Hi Ilari,

>Why wait for those? It seems to me that one could add the SHA-3
>ciphersuites already, as SHA-3 has been standardized years ago.

Good idea, I will start wring on a draft doing that just that.

>Well, duplex mode is a bit special-purpose thing, for cases where one
>wants to reduce number of primitives to reduce code size, or has
>hardware acceleration to make it much faster than AES-GCM.

That is also a good idea. NIST stated a long time ago that they would
standardize an AEAD based on Keccak, but that has not happened so far.
I was thinking that Keccak duplex mode could be used in the key schedule. It 
feels
high level like a more natural construct for a key schedule. You cen see it
as a generalization of the running hash interface.

Running hash:
init(), update(Mi), digest = finalize()

Duplex:
init(), digest = update(Mi, length)

But it might too much changes and too little gain to do.

Cheers,
John


From: TLS <tls-boun...@ietf.org> on behalf of Ilari Liusvaara 
<ilariliusva...@welho.com>
Date: Friday, 27 January 2023 at 19:15
To: tls@ietf.org <tls@ietf.org>
Subject: Re: [TLS] about hash and post-quantum ciphers
On Fri, Jan 27, 2023 at 11:24:59AM +0000, John Mattsson wrote:
> Hi,
>
> I don't think non-standardized algorithms should be adopted by the
> WG. Even for just assigning a number, a good first step would be CFRG.

Well, getting adopted by the WG isn't a requirement for those to wind up
with a number... There is expert review process as well.

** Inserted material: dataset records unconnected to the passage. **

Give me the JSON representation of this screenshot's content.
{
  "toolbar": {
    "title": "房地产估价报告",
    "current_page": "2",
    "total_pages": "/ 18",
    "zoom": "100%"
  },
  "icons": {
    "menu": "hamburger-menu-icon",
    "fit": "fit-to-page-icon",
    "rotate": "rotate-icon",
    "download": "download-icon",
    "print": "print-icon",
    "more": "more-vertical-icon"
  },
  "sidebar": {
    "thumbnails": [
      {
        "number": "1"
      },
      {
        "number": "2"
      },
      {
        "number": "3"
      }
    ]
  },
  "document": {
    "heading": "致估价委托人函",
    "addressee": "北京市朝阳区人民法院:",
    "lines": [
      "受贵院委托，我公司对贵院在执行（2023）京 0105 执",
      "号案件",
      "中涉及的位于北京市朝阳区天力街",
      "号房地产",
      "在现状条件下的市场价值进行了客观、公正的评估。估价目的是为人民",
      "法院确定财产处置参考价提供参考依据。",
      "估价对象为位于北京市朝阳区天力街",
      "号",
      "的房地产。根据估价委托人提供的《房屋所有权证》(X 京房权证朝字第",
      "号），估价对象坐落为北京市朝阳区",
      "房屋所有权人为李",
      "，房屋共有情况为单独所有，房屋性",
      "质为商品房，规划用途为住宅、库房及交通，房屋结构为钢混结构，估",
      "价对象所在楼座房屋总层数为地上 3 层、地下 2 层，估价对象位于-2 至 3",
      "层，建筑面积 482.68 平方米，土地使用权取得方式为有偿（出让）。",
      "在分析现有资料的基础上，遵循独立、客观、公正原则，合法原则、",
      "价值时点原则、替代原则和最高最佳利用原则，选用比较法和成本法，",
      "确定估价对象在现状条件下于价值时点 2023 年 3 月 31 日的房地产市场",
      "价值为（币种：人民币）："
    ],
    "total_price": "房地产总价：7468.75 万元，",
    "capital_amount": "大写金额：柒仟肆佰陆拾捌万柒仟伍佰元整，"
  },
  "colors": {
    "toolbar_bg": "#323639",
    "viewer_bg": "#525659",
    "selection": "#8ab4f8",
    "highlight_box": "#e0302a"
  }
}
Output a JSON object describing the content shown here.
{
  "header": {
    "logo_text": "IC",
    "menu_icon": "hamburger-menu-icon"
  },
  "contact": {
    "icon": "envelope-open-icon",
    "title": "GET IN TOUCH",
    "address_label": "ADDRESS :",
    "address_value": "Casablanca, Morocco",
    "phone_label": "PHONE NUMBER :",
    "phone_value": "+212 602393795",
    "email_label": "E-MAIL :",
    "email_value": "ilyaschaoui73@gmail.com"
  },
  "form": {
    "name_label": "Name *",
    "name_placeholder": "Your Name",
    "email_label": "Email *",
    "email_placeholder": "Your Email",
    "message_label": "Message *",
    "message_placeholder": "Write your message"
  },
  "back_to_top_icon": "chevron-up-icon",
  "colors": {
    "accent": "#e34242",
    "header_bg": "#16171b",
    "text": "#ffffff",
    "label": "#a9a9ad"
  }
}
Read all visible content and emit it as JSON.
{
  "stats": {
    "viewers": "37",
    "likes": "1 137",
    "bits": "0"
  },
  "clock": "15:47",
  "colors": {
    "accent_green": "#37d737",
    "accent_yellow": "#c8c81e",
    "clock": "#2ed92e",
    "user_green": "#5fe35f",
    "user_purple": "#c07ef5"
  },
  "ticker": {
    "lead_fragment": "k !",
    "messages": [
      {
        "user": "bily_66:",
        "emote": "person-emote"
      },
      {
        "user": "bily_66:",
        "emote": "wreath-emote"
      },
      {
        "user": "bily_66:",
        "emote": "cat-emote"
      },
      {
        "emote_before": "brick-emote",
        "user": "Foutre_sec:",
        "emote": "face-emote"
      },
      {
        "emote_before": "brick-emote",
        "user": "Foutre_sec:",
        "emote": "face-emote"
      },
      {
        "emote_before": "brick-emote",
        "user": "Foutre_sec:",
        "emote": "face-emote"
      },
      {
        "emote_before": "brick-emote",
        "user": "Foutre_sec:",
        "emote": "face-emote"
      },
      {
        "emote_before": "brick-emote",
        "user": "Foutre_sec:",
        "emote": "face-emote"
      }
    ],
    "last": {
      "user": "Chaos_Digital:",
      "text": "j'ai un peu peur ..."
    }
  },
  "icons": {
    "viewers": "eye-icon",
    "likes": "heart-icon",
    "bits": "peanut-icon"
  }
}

I think it might be time for experimental PQC codepoints for final
round of testing before the final PQC algorithms. Recommended=N of
course.


> But this mail got me thinking:
>
> - NIST is expected to exclusively use SHA3 in the lattice-based PQC
>   algorithms. I think it would make very much sense to include SHA3
>   (the SHAKE variants) at the same time as the standardized NIST PQC
>   algorithms.

Why wait for those? It seems to me that one could add the SHA-3
ciphersuites already, as SHA-3 has been standardized years ago.

- TLS_AES_128_GCM_SHA3_32
- TLS_AES_256_GCM_SHA3_48
- TLS_CHACHA20_POLY1305_SHA3_32
- TLS_KECCAK_DUPLEX_SHA3_48

I think all could use 256-level SHA-3, I don't think dropping to
128-level for AES-128 is worth it.


> - TLS 1.3 hardcodes use of the quite outdated HMAC and HDKF
>   constructions that only exists because SHA2 is fixed-length and
>   suffers badly from length-extension attacks. Modern hash algorithm
>   like SHAKE/KMAC are variable-length and does not suffer from
>   length-extension attacks. If SHA3 is added in the future, I think
>   it would make sense to use KMAC instead of HMAC and HKDF. Might also
>   be nice to use the duplex construction whose security can be shown
>   to be equivalent to the sponge construction.

Well, duplex mode is a bit special-purpose thing, for cases where one
wants to reduce number of primitives to reduce code size, or has
hardware acceleration to make it much faster than AES-GCM.

One might want to design padding in duplex mode so that each data block
is 128 octets... And another trick is only supporting plaintext sizes
multiple of 8 octets (TLS 1.3 record layer can pad to it anyway).


And TLS 1.3 uses hash function in four ways:

- Raw hash (Transcript-Hash).
- Raw HMAC (verify_data).
- KDF extraction (HKDF-Extract). Which actually turns out to be raw
  HMAC under the hood.
- KDF expansion (HKDF-Expand-Label).

To actually use SHA3 to full capacity, one would have to weird stuff
by redefining HKDF-Extract and HKDF-Expand-Label to be something else
than HKDF.

One could optimize a bit by using SHAKE256 instead of KMAC256 for the
last three. I think all the standard stuff would then be doable with
only one Keccak-F per MAC/KDF (maximum 135 octets in, 136 out). This
would save a few Keccak-F computations.